Дарима Тон натянуто рассмеялась:
— Все же гораздо хуже, если далекие предки человека просто обитали в непредставимо для нас трудных условиях. Таких, что выживали из них только те, чей мозг мог работать с многократно большей нагрузкой, чем требует даже наша эпоха.
«И в таком случае никакой временно́й площадки там нет», — про себя договорил за нее Зубцов и поежился. Вот что на самом-то деле ее встревожило. Еще бы! Почти верная гибель. Но и удержаться от полета было нельзя: ведь это возможность отыскать братьев по разуму!
— Возвращаясь, ты опять здесь появишься? — произнес он осторожно, словно ступал по тонкому льду.
— О да! — облегченно вздохнула она. — Завтра уйду. Если все пойдет, как предполагается, послезавтра вернусь.
— И снова на сутки?
— Не знаю. Покажет реальная обстановка. Может, всего на секунды.
— Однако послушай, — заторопился он. — Коли ты будешь тут лишь секунды, как я об этом узнаю? Хотя бы имя свое на земле начерти. На дорожке. — Он кивнул в сторону той стенки вагончика, за которой начиналась тропинка к скважине. — Долго писать? Давай договоримся: твой знак — кружок и в нем точка.
Дарима Тон не отозвалась.
— Какую-то весточку. Я как-никак живой человек.
Она дружески положила ему на плечо руку.
— Не горюй, Федор! Грустные мысли? Зачем?.. Верь, что я еще много раз прилечу сюда.
«Но ты же сказала, — пронеслось у него в голове, — что следов твоего пребывания в нашем времени нет. А если ты станешь здесь еще и еще появляться, неизбежно съедется промысловое начальство. Да что там! Ученые Москвы! Всего мира! Растрезвонят на всю планету!.. Значит, никаких твоих прилетов не будет. Утешаешь».

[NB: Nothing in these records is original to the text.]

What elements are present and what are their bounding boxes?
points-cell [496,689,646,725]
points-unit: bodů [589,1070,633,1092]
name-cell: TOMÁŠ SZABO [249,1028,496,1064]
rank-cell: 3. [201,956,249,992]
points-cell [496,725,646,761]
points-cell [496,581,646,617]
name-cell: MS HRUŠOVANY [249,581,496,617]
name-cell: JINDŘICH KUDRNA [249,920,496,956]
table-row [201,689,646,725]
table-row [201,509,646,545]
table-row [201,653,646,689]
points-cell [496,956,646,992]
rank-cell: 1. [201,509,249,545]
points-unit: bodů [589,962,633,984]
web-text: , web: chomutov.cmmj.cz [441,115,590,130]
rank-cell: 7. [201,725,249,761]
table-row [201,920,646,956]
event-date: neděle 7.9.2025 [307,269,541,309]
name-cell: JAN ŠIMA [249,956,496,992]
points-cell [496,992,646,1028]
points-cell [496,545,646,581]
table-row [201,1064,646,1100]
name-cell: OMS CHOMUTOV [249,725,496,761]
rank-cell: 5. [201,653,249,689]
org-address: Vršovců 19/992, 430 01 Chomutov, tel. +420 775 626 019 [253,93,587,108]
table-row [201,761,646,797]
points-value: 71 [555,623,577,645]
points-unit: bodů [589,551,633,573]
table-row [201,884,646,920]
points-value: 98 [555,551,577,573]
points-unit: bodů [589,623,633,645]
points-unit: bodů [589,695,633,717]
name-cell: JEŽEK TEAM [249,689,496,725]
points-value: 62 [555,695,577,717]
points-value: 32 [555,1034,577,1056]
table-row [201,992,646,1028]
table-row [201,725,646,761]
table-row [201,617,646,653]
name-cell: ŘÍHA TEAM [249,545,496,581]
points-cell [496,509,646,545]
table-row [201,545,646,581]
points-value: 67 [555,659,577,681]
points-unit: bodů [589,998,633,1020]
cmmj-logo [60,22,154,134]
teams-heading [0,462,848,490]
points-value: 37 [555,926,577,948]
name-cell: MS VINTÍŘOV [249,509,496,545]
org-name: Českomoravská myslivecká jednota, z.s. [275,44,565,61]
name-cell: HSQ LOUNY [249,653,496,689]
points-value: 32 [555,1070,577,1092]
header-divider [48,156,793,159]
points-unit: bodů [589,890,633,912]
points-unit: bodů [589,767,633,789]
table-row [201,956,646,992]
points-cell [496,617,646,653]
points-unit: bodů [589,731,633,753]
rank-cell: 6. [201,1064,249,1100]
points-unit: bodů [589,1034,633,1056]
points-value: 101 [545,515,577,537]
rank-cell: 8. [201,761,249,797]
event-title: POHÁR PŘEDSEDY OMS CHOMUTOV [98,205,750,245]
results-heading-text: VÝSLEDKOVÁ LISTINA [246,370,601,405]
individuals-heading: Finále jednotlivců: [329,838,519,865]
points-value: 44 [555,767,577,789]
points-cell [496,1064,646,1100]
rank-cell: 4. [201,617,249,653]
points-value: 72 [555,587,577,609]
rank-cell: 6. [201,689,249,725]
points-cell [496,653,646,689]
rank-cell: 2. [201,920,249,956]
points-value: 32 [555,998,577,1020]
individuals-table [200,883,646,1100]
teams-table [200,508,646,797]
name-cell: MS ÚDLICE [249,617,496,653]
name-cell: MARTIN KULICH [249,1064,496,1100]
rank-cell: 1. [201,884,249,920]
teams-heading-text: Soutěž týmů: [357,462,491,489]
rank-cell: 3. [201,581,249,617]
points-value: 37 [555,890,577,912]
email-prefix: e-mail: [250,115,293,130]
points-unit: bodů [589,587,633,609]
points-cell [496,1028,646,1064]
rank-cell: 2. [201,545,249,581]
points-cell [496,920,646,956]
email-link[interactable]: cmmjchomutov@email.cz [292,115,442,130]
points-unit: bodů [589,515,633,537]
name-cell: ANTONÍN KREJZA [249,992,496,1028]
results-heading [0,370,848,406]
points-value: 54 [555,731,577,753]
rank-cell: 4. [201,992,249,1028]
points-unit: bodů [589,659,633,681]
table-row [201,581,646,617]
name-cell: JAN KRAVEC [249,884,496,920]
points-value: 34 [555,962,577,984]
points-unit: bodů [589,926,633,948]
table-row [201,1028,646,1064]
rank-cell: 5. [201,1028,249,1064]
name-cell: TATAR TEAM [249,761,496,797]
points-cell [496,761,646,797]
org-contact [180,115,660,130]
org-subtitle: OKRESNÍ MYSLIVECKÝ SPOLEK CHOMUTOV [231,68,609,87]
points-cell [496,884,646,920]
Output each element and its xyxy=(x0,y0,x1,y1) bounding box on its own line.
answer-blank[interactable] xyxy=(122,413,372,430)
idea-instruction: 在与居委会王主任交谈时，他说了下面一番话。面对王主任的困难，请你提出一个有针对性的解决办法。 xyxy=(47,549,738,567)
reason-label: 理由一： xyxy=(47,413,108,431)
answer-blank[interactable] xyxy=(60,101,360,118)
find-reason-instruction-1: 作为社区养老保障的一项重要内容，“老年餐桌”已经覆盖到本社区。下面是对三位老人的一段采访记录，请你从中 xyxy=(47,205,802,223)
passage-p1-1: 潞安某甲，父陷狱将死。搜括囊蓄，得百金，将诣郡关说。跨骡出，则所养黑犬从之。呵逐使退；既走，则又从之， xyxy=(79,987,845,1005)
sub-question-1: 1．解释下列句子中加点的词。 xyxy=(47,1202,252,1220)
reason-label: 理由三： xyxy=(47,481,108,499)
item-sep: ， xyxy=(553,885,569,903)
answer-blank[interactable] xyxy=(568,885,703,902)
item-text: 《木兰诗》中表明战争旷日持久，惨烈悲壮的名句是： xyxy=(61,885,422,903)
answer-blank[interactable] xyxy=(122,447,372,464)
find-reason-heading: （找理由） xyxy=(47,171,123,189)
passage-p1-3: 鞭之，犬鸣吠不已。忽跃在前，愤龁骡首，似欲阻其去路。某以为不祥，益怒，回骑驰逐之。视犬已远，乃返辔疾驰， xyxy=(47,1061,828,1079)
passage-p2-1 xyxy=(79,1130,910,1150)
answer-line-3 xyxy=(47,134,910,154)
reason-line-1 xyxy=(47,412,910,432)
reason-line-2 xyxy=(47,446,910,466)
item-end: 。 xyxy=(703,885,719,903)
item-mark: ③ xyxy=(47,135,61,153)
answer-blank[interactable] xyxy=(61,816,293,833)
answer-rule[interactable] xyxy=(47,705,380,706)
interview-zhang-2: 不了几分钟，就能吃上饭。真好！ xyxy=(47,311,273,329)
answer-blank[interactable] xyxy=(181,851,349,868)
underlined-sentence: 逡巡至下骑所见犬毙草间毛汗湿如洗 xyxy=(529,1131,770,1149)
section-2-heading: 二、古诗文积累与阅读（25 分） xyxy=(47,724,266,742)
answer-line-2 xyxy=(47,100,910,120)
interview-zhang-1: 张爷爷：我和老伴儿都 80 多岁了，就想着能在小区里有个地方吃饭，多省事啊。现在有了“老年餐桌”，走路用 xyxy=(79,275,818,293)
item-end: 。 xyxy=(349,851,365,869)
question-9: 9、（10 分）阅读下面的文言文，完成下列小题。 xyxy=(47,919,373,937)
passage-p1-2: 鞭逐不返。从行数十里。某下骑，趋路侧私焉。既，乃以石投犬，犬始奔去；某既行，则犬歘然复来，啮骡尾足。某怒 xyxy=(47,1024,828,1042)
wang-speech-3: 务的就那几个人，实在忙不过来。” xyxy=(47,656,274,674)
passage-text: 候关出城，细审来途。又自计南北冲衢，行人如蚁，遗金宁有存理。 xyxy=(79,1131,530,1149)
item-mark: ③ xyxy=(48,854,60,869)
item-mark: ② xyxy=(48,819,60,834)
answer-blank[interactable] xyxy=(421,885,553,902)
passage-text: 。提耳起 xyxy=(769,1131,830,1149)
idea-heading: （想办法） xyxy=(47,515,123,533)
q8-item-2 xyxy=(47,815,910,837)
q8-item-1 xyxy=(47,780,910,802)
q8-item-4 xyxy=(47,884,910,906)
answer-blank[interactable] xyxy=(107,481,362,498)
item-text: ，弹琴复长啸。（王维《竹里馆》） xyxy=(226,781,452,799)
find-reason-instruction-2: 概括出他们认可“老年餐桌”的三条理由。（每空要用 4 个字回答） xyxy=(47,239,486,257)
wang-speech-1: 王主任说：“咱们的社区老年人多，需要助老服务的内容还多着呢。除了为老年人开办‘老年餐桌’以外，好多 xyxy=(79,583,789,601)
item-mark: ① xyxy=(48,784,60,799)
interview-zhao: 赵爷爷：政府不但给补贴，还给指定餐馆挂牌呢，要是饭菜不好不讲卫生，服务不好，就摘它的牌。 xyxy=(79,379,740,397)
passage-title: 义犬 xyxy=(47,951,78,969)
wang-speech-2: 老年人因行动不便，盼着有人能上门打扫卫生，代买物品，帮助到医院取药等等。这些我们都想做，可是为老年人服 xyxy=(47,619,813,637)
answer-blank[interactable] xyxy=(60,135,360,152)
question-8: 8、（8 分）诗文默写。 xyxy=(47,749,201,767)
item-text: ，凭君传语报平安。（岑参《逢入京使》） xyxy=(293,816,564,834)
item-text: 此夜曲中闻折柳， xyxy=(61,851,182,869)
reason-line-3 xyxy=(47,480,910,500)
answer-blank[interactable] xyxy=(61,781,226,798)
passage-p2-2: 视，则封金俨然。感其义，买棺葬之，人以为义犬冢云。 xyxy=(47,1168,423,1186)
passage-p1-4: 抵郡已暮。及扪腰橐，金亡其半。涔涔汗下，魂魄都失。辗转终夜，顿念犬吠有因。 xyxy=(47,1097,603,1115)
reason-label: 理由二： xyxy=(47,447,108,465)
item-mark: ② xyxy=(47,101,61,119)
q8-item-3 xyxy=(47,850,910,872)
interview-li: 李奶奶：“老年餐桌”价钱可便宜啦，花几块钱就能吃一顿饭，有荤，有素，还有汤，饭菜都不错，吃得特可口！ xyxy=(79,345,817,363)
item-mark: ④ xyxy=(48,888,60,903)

Уже стемнело. Зубцов снял с гвоздя на стенке фонарь «летучая мышь», поставил на стол, зажег.
Разложил на столе консервы, хлеб, колбасу, яблоки, спросил:
— Есть будешь?
Дарима Тон утвердительно кивнула.
— Подогрею чай, — сказал он.
Щепками растапливая печку, Зубцов продолжал:
— Встреча так встреча!
Он говорил подчеркнуто бодро. Теперь он боялся молчания. Гнал от себя мысль: «Никаких твоих прилетов не будет».
— Но ты же ничего еще не рассказала. А у вас там все по-другому: работа, еда, книги. И телевизоры, наверное, чудо!
— Хочешь прочесть хотя бы одну из наших книг? — отозвалась Дарима Тон, тоже явно обрадованная возможностью переменить разговор.
— Захватила с собой?
— Конечно. Записанные, естественно, особым образом.
— Как же я буду читать?
— Сейчас увидишь.
— Давай! — сообщнически воскликнул он.
Дарима Тон поудобней уселась на койке, указала на место рядом:
— Садись. Возьми меня за руку.
Он послушно опустился на одеяло, прикоснулся плечом к ее плечу, сжал в своей руке ее узкую ладонь. Все это было ему неизъяснимо дорого.
— Чтобы ты проще понял главную особенность искусства моего времени, — сказала она, — я прежде покажу отрывок из фильма, сделанного по такому же способу, каким пишутся наши книги.